Like most manufacturing processes, porosity is inherent to powder metallurgy. Porosity is only considered a defect if it is interconnected and creates a leak path can affect the part's structural integrity and performance. This blog discusses the four main reasons why vacuum impregnation is used to seal powder metallurgy leak paths.
Preventing Fluids or Gases from Leaking Under Pressure
If the leak paths are not sealed, then fluids or gases may leak from the part. Vacuum impregnation prevents fluids or gases from leaking by sealing the porosity and leak paths. The process does this without changing the powder metal component’s dimensional or functional characteristics
Plating operations submerge the parts in acid solutions. The residual acid can seep into the porosity, which causes corrosion. Sealing the components before plating eliminates the risk of internal corrosion.

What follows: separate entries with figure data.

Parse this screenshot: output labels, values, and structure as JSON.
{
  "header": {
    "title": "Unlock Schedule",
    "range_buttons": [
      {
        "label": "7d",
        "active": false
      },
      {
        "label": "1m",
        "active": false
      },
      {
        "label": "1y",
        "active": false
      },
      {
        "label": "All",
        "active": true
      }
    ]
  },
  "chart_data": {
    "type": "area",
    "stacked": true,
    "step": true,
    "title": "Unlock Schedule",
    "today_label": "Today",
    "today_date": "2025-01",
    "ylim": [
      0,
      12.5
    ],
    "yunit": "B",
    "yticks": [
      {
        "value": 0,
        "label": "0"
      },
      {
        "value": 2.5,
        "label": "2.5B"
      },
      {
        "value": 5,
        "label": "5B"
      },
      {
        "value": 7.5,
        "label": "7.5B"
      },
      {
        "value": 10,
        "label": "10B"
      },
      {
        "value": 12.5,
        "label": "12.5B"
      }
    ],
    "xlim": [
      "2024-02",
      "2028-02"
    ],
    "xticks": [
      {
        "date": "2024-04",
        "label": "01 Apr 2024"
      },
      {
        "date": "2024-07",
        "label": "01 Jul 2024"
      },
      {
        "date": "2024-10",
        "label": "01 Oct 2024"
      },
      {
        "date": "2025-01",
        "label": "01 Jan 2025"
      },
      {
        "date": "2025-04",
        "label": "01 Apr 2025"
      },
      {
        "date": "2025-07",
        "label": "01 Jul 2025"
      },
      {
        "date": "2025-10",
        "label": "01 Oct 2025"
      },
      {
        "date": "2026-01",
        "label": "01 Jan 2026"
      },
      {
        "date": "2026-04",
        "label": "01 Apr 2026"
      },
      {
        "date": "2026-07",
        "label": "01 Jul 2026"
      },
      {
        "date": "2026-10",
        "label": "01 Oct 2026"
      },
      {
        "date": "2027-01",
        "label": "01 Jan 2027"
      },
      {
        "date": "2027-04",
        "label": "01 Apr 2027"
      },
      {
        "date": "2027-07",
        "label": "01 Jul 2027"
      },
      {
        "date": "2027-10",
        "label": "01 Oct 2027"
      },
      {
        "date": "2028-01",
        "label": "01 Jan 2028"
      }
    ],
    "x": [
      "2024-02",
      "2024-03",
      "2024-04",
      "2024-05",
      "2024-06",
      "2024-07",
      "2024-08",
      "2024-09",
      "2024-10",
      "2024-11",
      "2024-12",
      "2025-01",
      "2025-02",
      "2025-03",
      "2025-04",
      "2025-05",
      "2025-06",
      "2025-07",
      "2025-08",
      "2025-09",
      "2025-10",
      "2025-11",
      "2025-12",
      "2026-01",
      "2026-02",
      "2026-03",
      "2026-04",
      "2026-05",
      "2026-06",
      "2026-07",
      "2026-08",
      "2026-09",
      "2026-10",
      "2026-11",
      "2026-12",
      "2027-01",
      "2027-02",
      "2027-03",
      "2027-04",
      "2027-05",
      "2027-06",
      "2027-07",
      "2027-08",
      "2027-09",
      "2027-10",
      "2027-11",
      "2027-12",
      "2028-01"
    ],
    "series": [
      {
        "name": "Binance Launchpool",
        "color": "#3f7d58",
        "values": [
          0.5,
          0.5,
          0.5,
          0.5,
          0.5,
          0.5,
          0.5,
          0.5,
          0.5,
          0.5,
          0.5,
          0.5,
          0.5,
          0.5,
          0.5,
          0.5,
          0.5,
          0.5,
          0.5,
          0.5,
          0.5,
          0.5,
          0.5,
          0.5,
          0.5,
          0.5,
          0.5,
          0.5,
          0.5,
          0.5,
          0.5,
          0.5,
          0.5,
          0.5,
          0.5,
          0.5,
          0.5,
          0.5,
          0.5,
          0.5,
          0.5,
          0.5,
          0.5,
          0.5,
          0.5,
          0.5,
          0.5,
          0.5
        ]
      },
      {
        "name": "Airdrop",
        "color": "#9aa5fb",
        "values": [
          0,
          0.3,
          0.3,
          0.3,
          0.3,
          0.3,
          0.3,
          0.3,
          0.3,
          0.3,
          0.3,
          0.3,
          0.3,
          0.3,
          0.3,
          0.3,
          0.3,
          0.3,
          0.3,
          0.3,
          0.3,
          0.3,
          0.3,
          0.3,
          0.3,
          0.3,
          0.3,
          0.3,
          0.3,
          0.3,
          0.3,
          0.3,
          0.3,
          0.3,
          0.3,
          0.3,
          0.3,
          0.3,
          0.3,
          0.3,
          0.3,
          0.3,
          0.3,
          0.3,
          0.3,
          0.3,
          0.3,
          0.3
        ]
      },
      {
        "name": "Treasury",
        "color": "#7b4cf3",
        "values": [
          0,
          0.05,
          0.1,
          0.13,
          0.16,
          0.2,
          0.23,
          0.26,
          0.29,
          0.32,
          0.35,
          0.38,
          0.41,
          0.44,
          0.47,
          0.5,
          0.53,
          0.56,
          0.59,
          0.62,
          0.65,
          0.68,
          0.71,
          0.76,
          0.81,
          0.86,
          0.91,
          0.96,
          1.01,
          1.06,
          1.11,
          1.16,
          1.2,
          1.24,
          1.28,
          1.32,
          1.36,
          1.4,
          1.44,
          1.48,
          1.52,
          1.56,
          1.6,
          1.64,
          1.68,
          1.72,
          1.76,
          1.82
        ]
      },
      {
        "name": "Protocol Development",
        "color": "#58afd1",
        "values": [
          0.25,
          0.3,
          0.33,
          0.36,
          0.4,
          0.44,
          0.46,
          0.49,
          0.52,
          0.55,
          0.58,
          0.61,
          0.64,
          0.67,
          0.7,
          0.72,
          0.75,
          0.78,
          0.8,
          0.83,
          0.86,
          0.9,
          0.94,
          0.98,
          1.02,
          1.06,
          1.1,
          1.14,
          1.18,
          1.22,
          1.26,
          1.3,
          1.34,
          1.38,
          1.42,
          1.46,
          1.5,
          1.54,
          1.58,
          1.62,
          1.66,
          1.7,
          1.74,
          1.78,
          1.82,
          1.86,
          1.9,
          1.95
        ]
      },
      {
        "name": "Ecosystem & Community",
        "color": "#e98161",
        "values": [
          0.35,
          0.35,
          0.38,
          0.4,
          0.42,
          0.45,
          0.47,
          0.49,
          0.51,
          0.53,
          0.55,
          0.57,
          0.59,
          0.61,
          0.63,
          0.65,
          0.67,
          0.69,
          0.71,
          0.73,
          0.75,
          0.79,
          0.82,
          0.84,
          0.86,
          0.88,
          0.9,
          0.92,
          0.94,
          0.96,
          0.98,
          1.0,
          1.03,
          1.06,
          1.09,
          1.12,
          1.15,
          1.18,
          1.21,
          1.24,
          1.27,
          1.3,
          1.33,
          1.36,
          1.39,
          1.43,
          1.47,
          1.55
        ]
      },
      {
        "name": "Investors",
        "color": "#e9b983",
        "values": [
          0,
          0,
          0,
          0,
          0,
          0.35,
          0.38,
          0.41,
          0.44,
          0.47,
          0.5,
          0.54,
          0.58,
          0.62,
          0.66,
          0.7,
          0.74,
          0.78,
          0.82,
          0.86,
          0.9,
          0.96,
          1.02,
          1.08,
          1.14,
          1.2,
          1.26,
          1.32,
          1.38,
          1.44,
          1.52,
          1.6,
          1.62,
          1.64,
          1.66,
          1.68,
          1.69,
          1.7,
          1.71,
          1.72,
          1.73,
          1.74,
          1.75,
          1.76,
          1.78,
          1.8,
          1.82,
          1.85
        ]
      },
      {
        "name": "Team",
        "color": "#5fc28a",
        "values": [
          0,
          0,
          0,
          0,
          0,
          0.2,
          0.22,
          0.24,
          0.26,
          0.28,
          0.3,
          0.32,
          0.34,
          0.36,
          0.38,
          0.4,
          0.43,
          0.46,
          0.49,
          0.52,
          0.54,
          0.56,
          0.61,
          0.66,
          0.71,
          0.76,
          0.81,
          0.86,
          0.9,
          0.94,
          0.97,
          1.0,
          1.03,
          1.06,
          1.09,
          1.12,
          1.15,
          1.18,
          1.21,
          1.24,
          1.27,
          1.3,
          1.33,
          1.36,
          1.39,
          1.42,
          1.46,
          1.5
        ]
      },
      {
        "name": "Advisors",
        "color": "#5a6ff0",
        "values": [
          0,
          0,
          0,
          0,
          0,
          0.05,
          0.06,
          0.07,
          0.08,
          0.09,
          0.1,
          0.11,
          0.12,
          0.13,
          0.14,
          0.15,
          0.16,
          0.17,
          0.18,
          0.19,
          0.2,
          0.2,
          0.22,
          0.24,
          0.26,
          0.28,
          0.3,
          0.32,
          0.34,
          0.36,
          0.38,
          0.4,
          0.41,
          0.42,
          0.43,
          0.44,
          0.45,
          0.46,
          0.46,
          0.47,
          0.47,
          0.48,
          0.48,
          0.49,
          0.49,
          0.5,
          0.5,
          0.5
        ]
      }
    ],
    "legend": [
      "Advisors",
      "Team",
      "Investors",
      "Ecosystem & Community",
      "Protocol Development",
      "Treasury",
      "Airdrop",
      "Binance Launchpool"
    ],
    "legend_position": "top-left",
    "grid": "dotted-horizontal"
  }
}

Secondary machine operations, such as drilling, tapping, or cutting, are impaired as the voids between the particles cause tool chatter, reducing tool life and finish quality. Vacuum impregnation stabilizes and supports the individual powdered metal granules during machining. This improves machinability by making it more efficient, eliminating tool chatter, and improving the machined finish.
Enhance Surface Finishing
Powder metal porosity absorbs oils, fluids, deburring fluids, pre-plating cleaners, and acids. If not sealed, fluids may bleed out and negatively affect the finish. Sealing the porosity before secondary finishes will eliminate any failure mode that could develop from bleed out of pretreatments.
Vacuum impregnation adds value to powdered metal components. The process eliminates failure modes caused by porosity, produces pressure tight parts, improves machinability, and meets surface finish/appearance requirements.